Regulation of Endoribonuclease Activity of Alpha-Type Proteasome Subunits in Proerythroleukemia K562 Upon Hemin-Induced Differentiation.

Abstract

The proteasome is the main intracellular proteolytic machine involved in the regulation of numerous cellular processes, including gene expression. In addition to their proteolytic activity, proteasomes also exhibit ATPase/helicase (the 19S particle) and RNAse (the 20S particle) activities, which are regulated by post-translational modifications.

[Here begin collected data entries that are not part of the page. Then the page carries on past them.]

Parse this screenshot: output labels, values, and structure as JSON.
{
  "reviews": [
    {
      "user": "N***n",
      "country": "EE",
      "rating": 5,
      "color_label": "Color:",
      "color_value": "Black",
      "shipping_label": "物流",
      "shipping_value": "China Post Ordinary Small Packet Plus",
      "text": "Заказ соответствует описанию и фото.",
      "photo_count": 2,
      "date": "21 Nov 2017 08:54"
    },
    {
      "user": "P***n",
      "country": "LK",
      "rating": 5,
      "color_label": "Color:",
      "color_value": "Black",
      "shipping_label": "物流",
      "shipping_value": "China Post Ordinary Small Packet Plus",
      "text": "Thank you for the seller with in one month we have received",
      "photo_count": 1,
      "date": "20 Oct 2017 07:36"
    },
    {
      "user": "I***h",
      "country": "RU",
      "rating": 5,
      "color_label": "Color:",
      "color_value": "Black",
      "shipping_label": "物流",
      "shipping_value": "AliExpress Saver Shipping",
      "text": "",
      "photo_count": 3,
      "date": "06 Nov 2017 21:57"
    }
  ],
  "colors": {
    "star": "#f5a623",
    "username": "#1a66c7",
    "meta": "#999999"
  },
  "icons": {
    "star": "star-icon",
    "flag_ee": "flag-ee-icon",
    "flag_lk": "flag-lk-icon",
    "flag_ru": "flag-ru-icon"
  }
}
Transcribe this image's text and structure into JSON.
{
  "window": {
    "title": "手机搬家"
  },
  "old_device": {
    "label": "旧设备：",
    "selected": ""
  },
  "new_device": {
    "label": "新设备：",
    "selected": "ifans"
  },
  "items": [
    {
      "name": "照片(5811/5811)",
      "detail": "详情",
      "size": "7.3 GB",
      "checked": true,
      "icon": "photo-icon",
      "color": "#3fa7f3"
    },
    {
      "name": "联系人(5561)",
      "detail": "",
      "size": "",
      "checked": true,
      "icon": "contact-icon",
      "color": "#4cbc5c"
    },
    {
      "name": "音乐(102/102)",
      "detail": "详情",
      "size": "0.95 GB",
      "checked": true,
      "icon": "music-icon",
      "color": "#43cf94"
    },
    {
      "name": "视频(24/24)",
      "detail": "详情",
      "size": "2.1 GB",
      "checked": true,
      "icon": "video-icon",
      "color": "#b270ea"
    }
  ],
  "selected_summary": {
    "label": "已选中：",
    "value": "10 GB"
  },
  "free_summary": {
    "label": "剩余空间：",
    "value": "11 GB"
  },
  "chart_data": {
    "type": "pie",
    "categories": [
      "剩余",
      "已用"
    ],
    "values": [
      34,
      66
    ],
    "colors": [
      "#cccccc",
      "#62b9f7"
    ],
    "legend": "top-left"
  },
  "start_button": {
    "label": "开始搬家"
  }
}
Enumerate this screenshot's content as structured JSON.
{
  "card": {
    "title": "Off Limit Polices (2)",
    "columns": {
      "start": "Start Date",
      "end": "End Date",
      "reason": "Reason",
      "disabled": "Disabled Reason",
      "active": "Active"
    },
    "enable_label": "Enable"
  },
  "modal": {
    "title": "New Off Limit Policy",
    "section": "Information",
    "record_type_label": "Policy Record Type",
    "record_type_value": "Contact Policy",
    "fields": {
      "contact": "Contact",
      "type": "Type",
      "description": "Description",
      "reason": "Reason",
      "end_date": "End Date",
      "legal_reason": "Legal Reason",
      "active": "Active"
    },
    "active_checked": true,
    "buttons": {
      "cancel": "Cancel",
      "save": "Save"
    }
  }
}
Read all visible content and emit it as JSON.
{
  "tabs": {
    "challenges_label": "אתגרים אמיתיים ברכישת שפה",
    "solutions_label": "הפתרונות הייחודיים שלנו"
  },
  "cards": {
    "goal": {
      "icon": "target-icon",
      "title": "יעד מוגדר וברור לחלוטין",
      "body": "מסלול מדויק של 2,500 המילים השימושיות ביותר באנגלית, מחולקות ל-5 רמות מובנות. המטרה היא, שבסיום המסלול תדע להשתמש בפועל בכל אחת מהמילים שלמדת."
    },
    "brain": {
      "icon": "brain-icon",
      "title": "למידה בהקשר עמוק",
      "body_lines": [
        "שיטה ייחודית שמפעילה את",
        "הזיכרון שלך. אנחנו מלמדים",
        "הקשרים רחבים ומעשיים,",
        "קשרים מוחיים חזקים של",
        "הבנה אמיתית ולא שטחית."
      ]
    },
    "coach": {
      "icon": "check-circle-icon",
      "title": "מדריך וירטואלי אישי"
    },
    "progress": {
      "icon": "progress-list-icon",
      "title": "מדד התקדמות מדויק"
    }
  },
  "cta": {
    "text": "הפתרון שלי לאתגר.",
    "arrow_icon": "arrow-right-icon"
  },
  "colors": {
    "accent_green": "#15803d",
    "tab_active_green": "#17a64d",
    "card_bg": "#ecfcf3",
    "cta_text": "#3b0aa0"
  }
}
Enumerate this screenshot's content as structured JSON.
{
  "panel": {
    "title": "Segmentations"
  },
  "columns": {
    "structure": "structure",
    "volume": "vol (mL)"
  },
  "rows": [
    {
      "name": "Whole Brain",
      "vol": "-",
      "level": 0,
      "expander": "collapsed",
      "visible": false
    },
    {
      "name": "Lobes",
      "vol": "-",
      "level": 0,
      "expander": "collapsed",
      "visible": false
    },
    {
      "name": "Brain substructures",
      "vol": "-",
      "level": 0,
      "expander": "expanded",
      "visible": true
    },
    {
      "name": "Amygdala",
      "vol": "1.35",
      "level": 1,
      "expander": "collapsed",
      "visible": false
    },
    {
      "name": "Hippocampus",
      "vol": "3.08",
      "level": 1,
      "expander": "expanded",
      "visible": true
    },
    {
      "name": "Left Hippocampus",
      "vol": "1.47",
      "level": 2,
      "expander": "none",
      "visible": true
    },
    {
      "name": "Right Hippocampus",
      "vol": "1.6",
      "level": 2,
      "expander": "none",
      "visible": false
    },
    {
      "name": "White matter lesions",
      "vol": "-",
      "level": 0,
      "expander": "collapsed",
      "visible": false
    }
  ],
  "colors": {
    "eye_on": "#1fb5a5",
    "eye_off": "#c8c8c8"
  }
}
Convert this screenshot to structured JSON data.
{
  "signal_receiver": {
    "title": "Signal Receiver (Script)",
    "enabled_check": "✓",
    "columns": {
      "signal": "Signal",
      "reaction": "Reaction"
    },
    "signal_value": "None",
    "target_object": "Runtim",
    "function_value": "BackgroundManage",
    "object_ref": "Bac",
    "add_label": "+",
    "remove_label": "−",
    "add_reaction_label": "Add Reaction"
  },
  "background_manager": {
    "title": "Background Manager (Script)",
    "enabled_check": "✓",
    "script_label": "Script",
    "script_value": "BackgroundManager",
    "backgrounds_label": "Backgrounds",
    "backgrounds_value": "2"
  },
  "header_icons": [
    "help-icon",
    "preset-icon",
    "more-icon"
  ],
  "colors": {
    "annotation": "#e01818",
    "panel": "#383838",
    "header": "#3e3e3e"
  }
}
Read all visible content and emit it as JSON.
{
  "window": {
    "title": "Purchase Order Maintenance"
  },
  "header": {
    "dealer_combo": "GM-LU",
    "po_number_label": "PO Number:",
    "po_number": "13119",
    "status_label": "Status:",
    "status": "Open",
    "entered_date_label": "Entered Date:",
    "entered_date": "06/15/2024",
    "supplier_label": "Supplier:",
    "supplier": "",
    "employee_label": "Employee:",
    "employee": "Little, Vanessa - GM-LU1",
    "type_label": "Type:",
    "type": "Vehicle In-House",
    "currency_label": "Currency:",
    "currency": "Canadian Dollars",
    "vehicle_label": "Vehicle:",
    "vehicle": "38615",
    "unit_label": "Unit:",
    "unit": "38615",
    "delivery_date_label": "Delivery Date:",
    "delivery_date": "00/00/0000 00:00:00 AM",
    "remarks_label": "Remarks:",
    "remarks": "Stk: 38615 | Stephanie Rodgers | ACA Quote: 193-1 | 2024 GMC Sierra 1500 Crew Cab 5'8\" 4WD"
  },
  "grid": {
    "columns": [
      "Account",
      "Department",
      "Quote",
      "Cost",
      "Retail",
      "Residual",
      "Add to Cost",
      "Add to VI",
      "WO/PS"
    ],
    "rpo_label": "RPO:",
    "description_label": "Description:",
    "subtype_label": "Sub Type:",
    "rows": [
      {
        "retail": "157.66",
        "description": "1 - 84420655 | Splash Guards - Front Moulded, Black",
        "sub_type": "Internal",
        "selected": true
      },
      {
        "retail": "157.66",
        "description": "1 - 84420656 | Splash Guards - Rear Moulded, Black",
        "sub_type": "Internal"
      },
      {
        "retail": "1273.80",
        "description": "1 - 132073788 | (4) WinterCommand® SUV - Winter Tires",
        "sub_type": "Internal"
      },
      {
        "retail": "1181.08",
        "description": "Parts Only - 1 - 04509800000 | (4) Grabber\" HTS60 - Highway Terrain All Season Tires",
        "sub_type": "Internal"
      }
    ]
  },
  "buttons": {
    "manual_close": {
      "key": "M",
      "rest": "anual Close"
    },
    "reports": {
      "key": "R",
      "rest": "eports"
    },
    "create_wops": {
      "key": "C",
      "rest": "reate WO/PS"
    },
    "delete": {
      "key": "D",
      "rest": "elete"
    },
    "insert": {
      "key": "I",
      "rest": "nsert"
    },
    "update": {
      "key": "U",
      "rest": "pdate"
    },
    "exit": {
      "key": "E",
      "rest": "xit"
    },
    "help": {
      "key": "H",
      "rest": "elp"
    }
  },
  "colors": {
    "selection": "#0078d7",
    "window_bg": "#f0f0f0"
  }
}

In this report we uncovered that several 20S particle subunits: α1 (PSMA6), α2 (PSMA2), α4 (PSMA7), α5 (PSMA5), α6 (PSMA1) and α7 (PSMA3) possess RNAse activity against the p53 mRNA in vitro. Furthermore, we found that the RNAse activity of PSMA1 and PSMA3 was regulated upon hemin-induced differentiation of K562 proerythroleukemia cells. The decrease in RNAse activity of PSMA1 and PSMA3 was paralleled by changes in their status of phosphorylation and ubiquitylation. Collectively, our data support the notion that proteasomal RNAse activity may be functionally important and provide insights into the potential mechanism of p53 repression in erythroleukemia cells by RNAse activity of the 20S α-type subunits.